Horizonte Letrado.

Vejo. vez em quando, ao longe, uma planície bela e muito sutil, daquelas que não se pode querer esgotar a imagem com uma simples passada de olhos. Detenho-me nela, presto atenção às nuances que a compõe e fico a contemplá-la; demoro-me, enamoro-me.

O tempo passa, mas não pra mim. Cada segundo é um acréscimo, não uma perda. Sua imagem imprime em mim coisas que ao serem expressas podem não ser de todo fidedignas. Dar conta dessa expriência por meio de narrativas e discursos pomposos é algo impensável. Mas guardá-la apenas para mim e deixá-la escondida de todos é, no mínimo, uma grosseria. Por isso necessito equilibrar-me por entre as duas perspectivas, deixá-la (a imagem) exposta e lançar mão de letras que se colem a ela, que lhe sejam inerentemente significativas.

O horizonte de que falava empresta suas letras para que o texto lhe confira uma maior popularidade, para que muitos sintam aquilo que poucos experienciaram. O verde campestre, os pés campôneos, as mãos de trabalhadores, a força da terra e o toque do sol, todos estes elementos dão, em síntese, algo como que uma face, um semblante de bem-estar, calmaria e renovação. Aos ventos que trazem as boas novas, lancemos sorrisos, não como uma prova de gratidão, mas sim, ates, como uma prova de que lhe ouvimos, de que lhe entendemos.

Passam-se horas e dores e eu continuo a contemplar. Agarro-me às imagens por mim montadas e que precisam de uma união artificial, um tanto arbitrária. Começo escolhendo os termos, encaixando as vírgulas e conjugando os prazeres.

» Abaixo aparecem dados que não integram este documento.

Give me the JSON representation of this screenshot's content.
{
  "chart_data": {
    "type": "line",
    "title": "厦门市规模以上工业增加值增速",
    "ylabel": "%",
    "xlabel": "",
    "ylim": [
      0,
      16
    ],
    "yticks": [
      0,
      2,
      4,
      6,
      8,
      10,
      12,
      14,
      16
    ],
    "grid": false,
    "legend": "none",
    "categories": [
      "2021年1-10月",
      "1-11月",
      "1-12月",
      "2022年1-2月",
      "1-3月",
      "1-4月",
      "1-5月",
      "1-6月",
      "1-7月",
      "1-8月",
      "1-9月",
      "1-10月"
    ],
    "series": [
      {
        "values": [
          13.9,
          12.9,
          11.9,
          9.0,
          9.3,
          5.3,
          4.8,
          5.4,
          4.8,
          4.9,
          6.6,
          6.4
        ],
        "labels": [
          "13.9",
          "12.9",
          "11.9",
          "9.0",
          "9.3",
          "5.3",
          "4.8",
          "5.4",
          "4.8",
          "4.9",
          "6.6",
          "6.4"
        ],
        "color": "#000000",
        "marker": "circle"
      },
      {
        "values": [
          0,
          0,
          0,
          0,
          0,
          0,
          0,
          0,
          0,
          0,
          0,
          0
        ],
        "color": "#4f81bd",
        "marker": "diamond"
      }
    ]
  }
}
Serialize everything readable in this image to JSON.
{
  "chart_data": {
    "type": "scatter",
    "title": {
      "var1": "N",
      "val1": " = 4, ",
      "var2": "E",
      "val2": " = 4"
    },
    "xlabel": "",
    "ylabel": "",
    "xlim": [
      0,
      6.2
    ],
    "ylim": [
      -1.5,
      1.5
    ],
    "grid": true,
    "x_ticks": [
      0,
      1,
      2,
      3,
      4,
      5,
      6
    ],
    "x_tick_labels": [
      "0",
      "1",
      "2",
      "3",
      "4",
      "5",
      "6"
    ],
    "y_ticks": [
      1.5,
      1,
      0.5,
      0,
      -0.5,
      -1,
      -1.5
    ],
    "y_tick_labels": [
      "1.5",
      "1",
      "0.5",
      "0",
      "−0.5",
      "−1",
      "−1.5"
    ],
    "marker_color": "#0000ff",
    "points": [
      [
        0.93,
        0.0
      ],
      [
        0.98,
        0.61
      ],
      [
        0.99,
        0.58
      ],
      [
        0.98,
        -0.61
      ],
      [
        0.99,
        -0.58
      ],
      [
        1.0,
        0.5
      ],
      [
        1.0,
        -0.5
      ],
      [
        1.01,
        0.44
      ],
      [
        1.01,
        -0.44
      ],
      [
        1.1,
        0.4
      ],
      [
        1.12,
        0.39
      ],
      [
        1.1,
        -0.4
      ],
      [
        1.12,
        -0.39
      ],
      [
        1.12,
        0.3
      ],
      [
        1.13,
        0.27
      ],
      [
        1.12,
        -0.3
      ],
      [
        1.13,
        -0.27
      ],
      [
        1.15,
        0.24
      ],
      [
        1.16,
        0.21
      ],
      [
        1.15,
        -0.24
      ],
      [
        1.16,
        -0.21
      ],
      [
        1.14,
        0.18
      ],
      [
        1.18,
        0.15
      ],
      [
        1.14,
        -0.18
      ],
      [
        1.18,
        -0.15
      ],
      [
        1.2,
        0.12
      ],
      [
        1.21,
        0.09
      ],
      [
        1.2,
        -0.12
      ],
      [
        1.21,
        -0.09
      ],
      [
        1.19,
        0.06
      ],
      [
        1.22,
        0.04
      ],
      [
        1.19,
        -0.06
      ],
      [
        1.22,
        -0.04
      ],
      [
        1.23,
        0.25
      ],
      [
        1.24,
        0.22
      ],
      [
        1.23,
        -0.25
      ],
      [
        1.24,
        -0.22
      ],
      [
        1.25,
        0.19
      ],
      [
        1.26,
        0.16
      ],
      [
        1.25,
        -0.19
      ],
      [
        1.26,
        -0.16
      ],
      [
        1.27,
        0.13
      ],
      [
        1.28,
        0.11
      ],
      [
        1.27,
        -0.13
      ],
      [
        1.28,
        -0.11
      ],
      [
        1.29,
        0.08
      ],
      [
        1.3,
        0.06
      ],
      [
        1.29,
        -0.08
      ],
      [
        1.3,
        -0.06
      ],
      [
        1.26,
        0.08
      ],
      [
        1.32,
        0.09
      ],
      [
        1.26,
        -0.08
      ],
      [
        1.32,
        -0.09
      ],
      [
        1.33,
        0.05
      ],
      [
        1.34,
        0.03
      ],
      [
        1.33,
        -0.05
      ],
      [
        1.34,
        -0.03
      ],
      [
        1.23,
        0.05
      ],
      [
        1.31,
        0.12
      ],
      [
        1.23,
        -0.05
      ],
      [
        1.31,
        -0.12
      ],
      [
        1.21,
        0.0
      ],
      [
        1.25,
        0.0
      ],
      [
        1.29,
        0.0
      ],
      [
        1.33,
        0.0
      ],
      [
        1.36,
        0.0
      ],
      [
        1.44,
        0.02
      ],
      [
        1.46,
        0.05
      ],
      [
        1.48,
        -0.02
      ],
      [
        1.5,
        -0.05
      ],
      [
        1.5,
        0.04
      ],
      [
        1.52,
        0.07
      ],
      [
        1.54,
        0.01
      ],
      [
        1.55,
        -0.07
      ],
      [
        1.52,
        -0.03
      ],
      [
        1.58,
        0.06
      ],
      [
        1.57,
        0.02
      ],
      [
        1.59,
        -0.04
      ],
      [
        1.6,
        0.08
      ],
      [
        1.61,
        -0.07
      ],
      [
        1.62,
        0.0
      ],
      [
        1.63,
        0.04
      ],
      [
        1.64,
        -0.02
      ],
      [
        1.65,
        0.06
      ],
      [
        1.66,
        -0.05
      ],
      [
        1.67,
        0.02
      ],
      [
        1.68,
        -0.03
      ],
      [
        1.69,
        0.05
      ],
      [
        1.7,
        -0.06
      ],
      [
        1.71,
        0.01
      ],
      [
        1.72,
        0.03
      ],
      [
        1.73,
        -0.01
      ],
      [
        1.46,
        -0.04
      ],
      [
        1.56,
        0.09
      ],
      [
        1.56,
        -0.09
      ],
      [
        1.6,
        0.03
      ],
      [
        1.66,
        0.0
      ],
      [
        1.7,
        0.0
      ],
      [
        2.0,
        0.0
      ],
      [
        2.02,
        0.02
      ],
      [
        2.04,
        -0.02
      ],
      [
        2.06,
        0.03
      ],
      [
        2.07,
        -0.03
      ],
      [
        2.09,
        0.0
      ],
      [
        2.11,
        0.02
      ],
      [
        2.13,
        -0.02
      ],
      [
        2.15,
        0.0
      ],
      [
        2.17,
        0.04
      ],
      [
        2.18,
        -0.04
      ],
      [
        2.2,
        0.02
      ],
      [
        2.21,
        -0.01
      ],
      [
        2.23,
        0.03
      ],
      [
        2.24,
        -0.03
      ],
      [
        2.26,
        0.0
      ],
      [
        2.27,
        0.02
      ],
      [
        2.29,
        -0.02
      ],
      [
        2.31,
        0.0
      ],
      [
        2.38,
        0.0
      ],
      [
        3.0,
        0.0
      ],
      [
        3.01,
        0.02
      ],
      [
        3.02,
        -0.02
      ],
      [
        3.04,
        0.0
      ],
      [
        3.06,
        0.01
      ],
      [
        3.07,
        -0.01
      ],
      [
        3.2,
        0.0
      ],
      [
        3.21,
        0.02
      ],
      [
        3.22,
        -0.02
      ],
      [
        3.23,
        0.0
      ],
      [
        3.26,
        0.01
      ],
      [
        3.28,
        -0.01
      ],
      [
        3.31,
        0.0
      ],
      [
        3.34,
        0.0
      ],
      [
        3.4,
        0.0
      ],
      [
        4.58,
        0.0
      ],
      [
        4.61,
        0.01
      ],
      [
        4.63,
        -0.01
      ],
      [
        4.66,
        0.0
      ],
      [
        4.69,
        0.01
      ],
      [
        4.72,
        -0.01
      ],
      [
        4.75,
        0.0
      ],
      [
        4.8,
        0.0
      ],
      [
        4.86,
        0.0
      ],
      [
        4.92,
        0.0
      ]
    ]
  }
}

O que obtenho é uma descrição que se pretende muito pouca, já que não se compara coisas de naturezas diferentes. Aliás, usar "natureza" aqui é algo um tanto irônico, pois o natural é o próprio horizonte das experiências ao qual as letras se agarram; elas têm uma origem diferente, surgem por outras razões que talvez possamos conhecer. Penso que no que elas se igualam é em sua finalidade; tanto a natureza, quanto as letras nos presenteiam com sua beleza e graciosidade. Basta saber reconhecer isso nelas.

Agora, depois de já ter lançado inúmeros símbolos que pretendem cristalizar essa experiência, começo a olhar para o alto. A sensação que se apresenta é boa e assustadora, parece que perco meu corpo, meus pensamentos e símbolos neles presentes se fundem com a inicial imagem e formam um todo orgânico e articulado; tenho diante de mim uma mescla de símbolo e natural, símbolo in natura. Aprendo, com isso, que símbolos só são verdadeiros na medida em que são mesclados com o naturalmente belo e esplêndido. Não me serviria de nada criar símbolos e colocá-los lado a lado, de modo que formassem sentenças agradáveis mas inverossímeis. Há que se ter uma imagem que lhe corresponda, uma experiência vívida vivida vívidamente; enfim, há que se ter um horizonte.